Morto durante un fermo di polizia Salvini: dovevano offrirgli un caffè?

«Se i poliziotti non possono usare le manette per fermare un violento, ditemi voi cosa dovrebbero fare, rispondere con cappuccio e brioche?».
Mentre si infiamma la polemica sul caso del tunisino morto per infarto dopo essere stato fermato dalla polizia durante un controllo in un money transfer, a Empoli, il ministro dell’Interno usa Facebook per augurare «buon sabato ai poliziotti che, facendo il loro lavoro - dice Salvini - hanno ammanettato un violento, un pregiudicato che poi purtroppo è stato colto da arresto cardiaco».

Le indagini sulla morte di Arafet Arfaoui sono in pieno svolgimento. Il tunisino, 31 anni, è morto mentre era ammanettato e aveva le caviglie legate da un cordino perché dava in escandescenze. Sul posto c’era anche il personale del 118.
Lunedì ci sarà l’autopsia e serve ancora tempo per completare gli accertamenti.

Intanto però la vicenda ha acceso un dibattito sulle modalità di intervento della polizia e del 118. In campo è sceso Salvini e a tutela del del personale è intervenuto il capo della polizia Franco Gabrielli: «Io rispetto le vittime e i loro familiari, chiedo che analogo rispetto sia riferito a uomini e donne che lavorano per riaffermare le legalità. Se qualcuno ha sbagliato pagherà per un giusto processo e non per le farneticazioni del tribuno di turno».

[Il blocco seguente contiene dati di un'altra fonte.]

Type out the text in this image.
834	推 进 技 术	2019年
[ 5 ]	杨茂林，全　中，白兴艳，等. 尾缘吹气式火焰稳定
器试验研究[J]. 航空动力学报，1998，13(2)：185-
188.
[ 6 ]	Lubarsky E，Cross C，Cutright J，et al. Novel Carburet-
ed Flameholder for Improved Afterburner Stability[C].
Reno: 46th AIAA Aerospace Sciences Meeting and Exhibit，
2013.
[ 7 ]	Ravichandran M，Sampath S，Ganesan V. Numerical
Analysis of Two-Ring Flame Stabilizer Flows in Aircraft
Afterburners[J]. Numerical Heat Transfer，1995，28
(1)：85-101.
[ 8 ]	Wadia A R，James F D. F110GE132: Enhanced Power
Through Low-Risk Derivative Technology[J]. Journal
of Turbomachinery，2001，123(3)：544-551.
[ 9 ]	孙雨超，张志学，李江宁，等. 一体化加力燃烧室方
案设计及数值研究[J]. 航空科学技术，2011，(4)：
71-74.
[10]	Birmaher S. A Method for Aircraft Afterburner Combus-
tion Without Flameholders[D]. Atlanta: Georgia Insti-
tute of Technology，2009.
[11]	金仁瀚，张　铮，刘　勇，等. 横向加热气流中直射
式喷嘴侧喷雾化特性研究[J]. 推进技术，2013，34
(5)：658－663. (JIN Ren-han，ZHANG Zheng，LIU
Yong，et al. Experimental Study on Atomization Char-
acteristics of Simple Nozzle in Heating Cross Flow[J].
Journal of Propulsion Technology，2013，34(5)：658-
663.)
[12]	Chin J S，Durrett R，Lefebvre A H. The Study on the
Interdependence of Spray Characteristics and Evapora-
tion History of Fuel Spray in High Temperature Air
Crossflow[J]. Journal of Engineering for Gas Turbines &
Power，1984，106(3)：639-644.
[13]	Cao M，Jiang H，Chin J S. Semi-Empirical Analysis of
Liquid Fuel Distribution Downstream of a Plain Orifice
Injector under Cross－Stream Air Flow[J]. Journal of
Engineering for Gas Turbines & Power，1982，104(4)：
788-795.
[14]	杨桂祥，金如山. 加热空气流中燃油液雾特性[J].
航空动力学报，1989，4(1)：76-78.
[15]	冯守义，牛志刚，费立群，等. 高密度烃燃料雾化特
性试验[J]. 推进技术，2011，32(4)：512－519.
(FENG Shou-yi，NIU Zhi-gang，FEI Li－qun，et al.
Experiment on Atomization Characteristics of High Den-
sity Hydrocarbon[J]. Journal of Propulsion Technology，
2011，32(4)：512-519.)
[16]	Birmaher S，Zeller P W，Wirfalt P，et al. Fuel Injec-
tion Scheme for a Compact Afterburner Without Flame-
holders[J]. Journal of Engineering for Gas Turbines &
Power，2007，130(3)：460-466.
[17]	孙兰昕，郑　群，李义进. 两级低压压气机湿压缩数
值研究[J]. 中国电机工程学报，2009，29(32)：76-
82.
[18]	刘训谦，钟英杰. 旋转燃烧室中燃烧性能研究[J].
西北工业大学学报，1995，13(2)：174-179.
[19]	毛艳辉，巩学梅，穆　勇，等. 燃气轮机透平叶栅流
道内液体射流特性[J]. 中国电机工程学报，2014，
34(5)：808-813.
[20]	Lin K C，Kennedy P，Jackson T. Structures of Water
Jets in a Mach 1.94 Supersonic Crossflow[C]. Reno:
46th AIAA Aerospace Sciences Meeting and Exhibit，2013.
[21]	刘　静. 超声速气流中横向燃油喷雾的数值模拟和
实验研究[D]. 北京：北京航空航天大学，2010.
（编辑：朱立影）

Tuttavia, inevitabilmente, l’episodio richiama l’attenzione dei familiari di altre vittime, come Stefano Cucchi, Riccardo Magherini, Federico Aldrovandi, che ravvisano analogie con le loro vicende. Dura Lucia Uva, sorella di Giuseppe, morto dopo essere stato portato in caserma a Varese nel 2008: «Questo è il metodo delle forze dell’ordine. Con l’appoggio di Salvini, ora, hanno la licenza di uccidere». Per gli altri c’è una specie di copione che si ripete. Ilaria Cucchi, sorella di Stefano, si dice «preoccupata. Si tratta di vicende tutte uguali. Quello che avviene un istante dopo la notizia, avviene sempre con le stesse dinamiche e meccanismi. Nessuno mette in discussione l’abilità e l’operato della parte perbene delle forze dell’ordine. Resta il fatto che di fronte a simili accadimenti assistiamo a prese di posizione preventive» e «Salvini interviene e fa il giudice. Non abbiamo fatto passi in avanti: sarebbe bene aspettare di capire meglio prima di assumere posizioni».

A Firenze Guido Magherini, padre di Riccardo, morto durante un fermo dei carabinieri nel 2014, parla di una specie di «prassi». «Ogni caso è diverso, non so se ci sono analogie con la vicenda di mio figlio Riccardo - dice -. Però anche nel fatto di Empoli è stato detto che tirava calci, che era in forte agitazione, che non riuscivano a tenerlo. E poi anche questo ragazzo è morto. Sembra una prassi.
Si vede che la colpa è sempre di chi muore». Per la madre di Federico Aldrovandi «è come se uccidessero Federico ogni volta.
Ed è proprio così».

Luigi Manconi, direttore dell’Ufficio antidiscriminazioni razziali, auspica indagini tempestive e accurate. Il sindaco di Empoli Brenda Barnini ha detto: «Rispetto e credo nel lavoro della Giustizia come unico potere in grado di chiarire le circostanze. Non si strumentalizzi questa vicenda».